Pelanggaran kebebasan beragama/ berkeyakinan di tahun 2009 paling banyak masih 
menimpa Jemaat Ahmadiyah (33 tindakan pelanggaran), individu (16 tindakan), dan 
Jemaat Gereja (12 tindakan). Pelanggaran yang berhubungan dengan Ahmadiyah 
antara lain meliputi upaya pembakaran masjid, intoleransi, dan pembatasan akses 
untuk melakukan ibadah. Sementara individu yang menjadi korban umumnya adalah 
korban penyesatan. Sedangkan Jemaat Gereja mengalami pelanggaran dalam bentuk 
pelarangan pendirian rumah ibadah, pembubaran ibadah dan aktivitas keagamaan, 
dan intoleransi.

Di aras nasional, konsentrasi Pemilu telah membuat pemerintah dan institusi 
negara sama sekali tidak melakukan langkah progresif apapun, dan tidak memenuhi 
tuntutan apapun dari berbagai pihak terkait kehidupan beragama/ berkeyakinan. 
Desakan sejumlah organisasi masyarakat sipil yang mempromosikan jaminan 
kebebasan beragama/ berkeyakinan tidak berbalas dengan kebijakan yang kondusif 
bagi pemajuan pluralisme di Indonesia. Pada 2009, pemerintah memilih sikap 
status quo dengan menahan diri tidak memasuki arena pelik soal kebebasan 
beragama/ berkeyakinan. Tidak ada legislasi di tingkat nasional yang 
konstruktif bagi penguatan jaminan kebebasan beragama/ berkeyakinan.

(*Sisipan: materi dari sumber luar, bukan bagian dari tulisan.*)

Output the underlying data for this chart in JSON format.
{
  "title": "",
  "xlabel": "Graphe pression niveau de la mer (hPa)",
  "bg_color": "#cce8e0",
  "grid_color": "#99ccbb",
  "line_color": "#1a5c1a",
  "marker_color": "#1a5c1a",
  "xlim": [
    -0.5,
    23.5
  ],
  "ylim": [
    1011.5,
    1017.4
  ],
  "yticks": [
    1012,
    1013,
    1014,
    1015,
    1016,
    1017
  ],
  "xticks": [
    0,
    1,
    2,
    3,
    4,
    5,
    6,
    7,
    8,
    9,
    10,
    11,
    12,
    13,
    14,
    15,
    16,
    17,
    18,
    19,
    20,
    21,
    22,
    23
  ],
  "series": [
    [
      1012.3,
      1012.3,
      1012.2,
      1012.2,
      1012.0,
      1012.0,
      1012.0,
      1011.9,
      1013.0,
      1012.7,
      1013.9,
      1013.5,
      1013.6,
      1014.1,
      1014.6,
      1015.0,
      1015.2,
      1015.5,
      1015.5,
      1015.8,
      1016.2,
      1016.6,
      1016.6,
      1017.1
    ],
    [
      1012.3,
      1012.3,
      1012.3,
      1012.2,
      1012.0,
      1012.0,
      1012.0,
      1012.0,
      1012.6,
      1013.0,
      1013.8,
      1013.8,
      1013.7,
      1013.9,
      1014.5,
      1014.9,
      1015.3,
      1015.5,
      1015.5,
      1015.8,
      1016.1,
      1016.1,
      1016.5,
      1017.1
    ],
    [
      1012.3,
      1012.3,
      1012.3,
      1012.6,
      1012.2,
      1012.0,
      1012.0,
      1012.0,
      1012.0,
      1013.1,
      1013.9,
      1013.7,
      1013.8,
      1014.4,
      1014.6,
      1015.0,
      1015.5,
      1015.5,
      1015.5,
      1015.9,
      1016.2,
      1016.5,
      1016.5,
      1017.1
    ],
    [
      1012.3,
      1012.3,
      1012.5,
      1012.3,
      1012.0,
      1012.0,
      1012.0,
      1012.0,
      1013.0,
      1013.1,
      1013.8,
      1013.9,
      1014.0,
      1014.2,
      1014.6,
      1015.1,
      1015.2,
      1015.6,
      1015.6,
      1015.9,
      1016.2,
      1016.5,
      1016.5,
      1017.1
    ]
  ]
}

2. Tiga Tahun Laporan Kondisi Kebebasan Beragama/ Berkeyakinan 

Prakarsa SETARA Institute menyusun laporan kondisi kebebasan beragama/ 
berkeyakinan telah memasuki tahun ketiga dan tiga laporan telah dipublikasikan. 
DI tahun III ini, SETARA Institute menyajikan gambaran peristiwa pelanggaran 
kebebasan beragama/ berkeyakinan, analisis, dan rekomendai bagi 
institusi-institusi negara. 

Pada tahun 2007 terjadi 135 peristiwa pelanggaran dengan 185 jenis tindakan; 
pada tahun 2008 terjadi 265 peristiwa pelanggaran dengan 367 tindakan, dan pada 
tahun 2009 terjadi 200 peristiwa dengan 291 tindakan. Sedangkan komposisi 
pelaku pelanggaran selama tiga tahun adalah: pelaku negara 92 tindakan (2007), 
188 tindakan (2008), dan 139 tindakan (2009); sedangkan pelaku non negara 
adalah 93 tindakan (2007), 179 tindakan (2008), dan 152 tindakan (2009). 

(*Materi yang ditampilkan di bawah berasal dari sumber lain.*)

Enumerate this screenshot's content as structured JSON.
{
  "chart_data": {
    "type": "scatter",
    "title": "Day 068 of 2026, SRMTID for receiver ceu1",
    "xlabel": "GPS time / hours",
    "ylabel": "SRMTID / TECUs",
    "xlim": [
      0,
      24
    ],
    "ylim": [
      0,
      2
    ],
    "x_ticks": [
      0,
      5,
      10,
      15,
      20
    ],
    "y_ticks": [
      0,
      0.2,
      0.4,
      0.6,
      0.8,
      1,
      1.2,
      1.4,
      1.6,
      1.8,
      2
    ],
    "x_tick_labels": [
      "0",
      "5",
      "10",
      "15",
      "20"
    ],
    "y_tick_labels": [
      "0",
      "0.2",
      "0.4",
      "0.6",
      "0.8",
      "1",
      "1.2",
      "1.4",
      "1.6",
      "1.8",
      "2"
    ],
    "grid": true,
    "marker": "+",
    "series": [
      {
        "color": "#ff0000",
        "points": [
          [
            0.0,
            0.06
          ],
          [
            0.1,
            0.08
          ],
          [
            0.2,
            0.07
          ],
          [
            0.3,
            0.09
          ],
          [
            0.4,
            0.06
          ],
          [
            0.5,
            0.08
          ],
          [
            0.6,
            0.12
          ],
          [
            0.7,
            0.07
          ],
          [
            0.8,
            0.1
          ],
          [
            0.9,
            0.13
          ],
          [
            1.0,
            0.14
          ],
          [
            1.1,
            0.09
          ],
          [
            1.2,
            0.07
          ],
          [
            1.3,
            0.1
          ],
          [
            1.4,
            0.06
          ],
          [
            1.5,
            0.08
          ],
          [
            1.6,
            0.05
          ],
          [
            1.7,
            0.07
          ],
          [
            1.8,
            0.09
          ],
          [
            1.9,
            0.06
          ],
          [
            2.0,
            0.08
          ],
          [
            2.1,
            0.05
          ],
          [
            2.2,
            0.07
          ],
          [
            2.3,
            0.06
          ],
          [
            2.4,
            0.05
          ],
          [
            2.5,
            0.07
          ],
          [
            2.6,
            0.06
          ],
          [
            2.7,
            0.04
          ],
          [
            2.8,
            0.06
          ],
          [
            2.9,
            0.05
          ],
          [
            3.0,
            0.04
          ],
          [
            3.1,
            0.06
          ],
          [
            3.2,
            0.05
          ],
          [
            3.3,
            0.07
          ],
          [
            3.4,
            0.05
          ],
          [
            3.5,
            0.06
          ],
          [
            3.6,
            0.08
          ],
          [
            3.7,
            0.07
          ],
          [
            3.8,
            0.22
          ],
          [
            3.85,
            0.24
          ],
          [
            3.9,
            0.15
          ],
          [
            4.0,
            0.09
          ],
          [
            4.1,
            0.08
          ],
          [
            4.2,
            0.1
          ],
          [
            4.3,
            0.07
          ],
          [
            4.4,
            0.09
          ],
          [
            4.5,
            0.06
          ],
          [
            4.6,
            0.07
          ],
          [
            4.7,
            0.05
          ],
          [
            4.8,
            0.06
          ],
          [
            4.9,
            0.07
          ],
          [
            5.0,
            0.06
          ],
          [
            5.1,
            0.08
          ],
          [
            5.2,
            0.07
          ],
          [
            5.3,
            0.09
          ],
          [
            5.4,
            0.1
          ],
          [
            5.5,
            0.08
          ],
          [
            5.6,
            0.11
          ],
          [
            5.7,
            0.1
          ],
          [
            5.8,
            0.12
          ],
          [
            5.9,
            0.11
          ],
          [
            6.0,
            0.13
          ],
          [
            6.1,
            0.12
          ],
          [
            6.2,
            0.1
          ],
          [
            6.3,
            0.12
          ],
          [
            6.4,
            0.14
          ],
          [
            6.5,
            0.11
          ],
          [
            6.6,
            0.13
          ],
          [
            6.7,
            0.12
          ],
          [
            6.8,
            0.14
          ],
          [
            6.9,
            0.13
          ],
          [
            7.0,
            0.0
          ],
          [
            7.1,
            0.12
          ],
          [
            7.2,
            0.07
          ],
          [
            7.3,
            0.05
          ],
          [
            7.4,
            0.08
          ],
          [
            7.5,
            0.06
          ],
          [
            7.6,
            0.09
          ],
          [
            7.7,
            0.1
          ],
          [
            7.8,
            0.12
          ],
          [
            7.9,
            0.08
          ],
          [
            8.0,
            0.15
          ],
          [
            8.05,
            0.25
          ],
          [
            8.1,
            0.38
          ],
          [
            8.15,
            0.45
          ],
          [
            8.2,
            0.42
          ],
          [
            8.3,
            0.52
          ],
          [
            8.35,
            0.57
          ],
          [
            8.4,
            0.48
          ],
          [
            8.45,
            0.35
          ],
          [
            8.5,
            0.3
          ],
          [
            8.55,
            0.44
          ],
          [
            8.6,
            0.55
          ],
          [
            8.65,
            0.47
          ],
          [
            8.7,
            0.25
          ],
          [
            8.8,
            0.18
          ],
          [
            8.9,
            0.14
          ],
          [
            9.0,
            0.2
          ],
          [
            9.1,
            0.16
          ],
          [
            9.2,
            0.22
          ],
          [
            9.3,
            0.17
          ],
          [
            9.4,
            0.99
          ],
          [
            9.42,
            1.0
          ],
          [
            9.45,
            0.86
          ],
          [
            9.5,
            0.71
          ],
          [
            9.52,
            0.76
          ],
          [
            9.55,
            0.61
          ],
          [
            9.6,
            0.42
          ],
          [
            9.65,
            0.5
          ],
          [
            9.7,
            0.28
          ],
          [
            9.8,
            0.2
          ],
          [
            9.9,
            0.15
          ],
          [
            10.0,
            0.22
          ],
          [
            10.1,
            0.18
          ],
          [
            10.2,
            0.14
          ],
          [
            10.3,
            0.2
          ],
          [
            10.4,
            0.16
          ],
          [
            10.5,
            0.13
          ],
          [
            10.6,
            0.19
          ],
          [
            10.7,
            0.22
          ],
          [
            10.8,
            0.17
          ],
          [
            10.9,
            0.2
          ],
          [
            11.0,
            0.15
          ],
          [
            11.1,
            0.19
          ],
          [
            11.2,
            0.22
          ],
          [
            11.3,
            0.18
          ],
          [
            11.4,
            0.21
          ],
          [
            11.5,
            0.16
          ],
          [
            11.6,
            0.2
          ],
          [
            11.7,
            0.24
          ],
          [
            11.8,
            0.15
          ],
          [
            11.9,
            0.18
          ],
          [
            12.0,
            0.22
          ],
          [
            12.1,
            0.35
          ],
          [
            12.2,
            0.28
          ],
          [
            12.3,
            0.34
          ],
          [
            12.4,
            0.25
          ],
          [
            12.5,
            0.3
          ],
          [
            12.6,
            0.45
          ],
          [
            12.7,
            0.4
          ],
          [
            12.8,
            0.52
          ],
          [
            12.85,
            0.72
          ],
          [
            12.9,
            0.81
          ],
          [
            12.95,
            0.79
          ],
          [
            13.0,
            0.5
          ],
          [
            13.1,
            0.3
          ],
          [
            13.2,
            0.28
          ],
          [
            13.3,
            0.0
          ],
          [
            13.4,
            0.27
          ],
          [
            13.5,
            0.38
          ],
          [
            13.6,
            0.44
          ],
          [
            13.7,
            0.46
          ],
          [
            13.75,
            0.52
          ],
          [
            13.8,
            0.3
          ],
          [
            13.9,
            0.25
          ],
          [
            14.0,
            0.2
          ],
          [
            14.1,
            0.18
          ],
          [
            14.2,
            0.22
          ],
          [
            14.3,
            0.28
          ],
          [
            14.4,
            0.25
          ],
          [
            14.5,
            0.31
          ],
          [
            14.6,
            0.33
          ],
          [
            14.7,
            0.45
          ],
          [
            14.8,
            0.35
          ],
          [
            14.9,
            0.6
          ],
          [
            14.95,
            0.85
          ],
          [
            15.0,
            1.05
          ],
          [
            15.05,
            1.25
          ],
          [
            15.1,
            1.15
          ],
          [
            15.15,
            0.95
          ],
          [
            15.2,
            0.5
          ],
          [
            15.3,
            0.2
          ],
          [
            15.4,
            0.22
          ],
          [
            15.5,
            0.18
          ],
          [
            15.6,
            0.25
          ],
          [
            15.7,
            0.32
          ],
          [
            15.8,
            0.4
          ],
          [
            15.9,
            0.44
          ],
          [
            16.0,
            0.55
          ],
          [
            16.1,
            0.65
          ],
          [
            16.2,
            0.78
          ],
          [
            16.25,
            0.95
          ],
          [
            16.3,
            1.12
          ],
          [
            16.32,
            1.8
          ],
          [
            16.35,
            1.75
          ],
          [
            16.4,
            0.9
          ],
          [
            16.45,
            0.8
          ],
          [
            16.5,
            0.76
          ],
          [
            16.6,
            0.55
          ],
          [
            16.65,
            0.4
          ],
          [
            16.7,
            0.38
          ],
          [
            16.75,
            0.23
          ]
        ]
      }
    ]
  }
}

Pelanggaran kebebasan beragama yang terjadi selama tiga tahun meliputi isu-isu 
dominan sebagai berikut: [1] pendirian rumah ibadah; [2] penyesatan keyakinan/ 
aliran keagamaan; [3] pengrusakan tempat ibadah; dan [4] peraturan 
perundang-undangan dan kebijakan diskriminatif.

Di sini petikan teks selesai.